3.8 KiB
Reliability
Exit Codes (machine surface)
sf headless is the current machine-surface command. These codes describe the
non-interactive runner and are independent from output format: text, one JSON
result, and streaming JSONL use the same completion semantics.
| Code | Meaning |
|---|---|
| 0 | Success — unit or session completed cleanly |
| 1 | Error or timeout |
| 10 | Blocked — LLM called an interactive tool that requires user input; parent must respond or abort |
| 11 | Cancelled — SIGINT or SIGTERM received |
| 12 | Reload — agent requested restart-with-resume on the same session |
Failure Modes and Recovery
Process crash mid-unit
Detection: Lock file in .sf/ is present on next launch; RPC child process is gone.
Recovery path (src/resources/extensions/sf/auto-recovery.ts):
- Read the surviving session JSONL from
~/.sf/sessions/<session-id>/ - Synthesize a recovery briefing from every tool call recorded on disk
- Resume the LLM mid-unit with the briefing as context — no state is lost
- If the session JSONL is unreadable, fall back to starting the unit fresh
Timeout
Detection: Machine-surface parent receives no heartbeat within HEADLESS_HEARTBEAT_INTERVAL_MS (60 000 ms), or the unit wall-clock exceeds the configured timeout.
Recovery path: auto-timeout-recovery.ts writes a timeout summary, marks the unit needs_fix, and advances the loop.
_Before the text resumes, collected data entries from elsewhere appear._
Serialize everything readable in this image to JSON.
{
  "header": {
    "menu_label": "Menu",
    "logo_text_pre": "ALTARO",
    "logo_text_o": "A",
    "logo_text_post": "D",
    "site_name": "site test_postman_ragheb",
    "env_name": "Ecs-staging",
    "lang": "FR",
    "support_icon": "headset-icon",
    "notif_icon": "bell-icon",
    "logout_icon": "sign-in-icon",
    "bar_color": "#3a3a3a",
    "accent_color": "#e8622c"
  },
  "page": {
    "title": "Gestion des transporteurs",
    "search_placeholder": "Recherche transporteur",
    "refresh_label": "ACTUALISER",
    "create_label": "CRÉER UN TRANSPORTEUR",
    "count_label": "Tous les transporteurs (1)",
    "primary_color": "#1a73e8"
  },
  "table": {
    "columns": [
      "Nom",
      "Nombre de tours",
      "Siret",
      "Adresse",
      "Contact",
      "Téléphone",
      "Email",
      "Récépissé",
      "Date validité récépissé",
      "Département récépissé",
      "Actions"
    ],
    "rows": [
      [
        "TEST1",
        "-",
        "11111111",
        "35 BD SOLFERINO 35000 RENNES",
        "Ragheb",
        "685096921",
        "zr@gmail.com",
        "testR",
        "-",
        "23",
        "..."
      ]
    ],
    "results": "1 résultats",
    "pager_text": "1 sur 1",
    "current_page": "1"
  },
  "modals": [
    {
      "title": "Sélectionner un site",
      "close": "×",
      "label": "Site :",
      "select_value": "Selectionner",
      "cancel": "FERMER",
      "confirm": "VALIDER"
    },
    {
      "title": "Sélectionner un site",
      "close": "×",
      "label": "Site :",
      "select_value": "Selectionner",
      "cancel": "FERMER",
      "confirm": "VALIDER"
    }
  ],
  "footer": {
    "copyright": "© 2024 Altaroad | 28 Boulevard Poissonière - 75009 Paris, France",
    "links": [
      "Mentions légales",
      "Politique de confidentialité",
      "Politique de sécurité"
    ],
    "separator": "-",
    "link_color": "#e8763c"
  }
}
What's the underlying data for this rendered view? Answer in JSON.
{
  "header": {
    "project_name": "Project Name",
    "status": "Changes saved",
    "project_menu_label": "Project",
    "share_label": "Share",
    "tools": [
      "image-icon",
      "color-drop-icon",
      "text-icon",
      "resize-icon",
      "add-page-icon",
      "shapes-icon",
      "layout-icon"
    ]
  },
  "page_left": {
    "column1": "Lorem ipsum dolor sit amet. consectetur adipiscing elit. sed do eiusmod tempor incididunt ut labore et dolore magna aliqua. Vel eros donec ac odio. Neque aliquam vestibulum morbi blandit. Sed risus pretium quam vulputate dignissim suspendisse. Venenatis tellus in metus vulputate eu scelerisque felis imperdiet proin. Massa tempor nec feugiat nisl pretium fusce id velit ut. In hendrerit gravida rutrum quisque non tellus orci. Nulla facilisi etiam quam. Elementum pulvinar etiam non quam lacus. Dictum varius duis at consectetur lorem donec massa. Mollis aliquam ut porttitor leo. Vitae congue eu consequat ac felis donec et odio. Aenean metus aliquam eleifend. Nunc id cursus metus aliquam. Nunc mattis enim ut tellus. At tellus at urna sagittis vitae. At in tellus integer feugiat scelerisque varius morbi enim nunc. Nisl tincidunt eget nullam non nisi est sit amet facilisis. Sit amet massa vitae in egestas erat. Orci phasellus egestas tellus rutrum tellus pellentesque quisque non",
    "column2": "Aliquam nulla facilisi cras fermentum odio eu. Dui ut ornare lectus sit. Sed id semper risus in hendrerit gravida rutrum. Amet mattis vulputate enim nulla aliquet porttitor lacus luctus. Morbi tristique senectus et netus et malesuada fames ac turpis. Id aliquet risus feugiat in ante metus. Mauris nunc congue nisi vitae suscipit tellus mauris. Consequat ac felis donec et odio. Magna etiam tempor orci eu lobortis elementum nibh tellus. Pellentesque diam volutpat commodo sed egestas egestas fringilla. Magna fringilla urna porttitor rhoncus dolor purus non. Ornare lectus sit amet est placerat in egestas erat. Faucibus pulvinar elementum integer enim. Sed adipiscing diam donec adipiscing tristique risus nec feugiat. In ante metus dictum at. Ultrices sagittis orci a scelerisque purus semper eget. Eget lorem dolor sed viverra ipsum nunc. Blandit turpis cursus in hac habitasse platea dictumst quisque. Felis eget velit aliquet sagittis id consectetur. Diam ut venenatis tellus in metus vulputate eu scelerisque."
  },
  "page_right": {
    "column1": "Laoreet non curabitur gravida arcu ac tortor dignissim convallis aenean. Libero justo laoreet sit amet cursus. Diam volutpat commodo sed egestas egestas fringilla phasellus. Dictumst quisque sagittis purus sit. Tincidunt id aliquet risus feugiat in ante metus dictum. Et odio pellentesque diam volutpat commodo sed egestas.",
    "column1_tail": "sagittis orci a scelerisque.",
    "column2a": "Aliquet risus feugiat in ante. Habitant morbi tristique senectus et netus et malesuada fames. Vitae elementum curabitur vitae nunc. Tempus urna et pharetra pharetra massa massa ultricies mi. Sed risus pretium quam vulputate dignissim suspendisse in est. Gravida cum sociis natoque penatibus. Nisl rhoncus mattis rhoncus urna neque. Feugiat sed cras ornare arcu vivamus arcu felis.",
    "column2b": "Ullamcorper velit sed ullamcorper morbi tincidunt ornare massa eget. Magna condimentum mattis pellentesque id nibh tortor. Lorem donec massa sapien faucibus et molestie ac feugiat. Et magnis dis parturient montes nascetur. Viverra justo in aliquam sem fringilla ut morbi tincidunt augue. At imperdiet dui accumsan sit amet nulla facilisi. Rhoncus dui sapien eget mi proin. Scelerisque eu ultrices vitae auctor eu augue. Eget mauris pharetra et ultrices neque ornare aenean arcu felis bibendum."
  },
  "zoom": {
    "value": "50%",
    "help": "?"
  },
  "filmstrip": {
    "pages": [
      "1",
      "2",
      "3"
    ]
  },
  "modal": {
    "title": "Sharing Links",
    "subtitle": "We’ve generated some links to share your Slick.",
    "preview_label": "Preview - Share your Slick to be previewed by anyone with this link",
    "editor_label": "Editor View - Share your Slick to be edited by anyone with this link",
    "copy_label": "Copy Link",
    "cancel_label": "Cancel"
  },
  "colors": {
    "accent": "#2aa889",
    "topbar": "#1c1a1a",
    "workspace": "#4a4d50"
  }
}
The parent exits with code 1 unless --max-restarts allows a retry.
Stuck detection (repeating-pattern loops)
Detection (src/resources/extensions/sf/auto-stuck-detection.ts): Sliding-window analysis over the last ~10 unit results. If the same A→B→A→B pattern repeats, the loop is classified as stuck.
Recovery path: Retry once with a deep diagnostic prompt that shows the pattern. If still stuck, stop and surface the exact expected file for human inspection. Stuck state persists across session restarts.
Provider API errors (transient)
Detection: bootstrap/provider-error-resume.ts intercepts 429, 500, 503 responses.
Recovery path: Exponential backoff; re-queue the unit. If a provider is consistently unavailable, route to the configured fallback model.
Verification gate failures
Detection: auto-verification.ts runs lint/test after each task; non-zero exit = failure.
Recovery path: Auto-retry the task up to 2× with the agent receiving full command output as context. After 2 failures the task is marked needs_fix and the loop advances with a warning.
Budget ceiling hit
Detection: auto-budget.ts tracks cumulative dollar cost; emits warnings at 75%, 80%, 90%, and halts at 100%.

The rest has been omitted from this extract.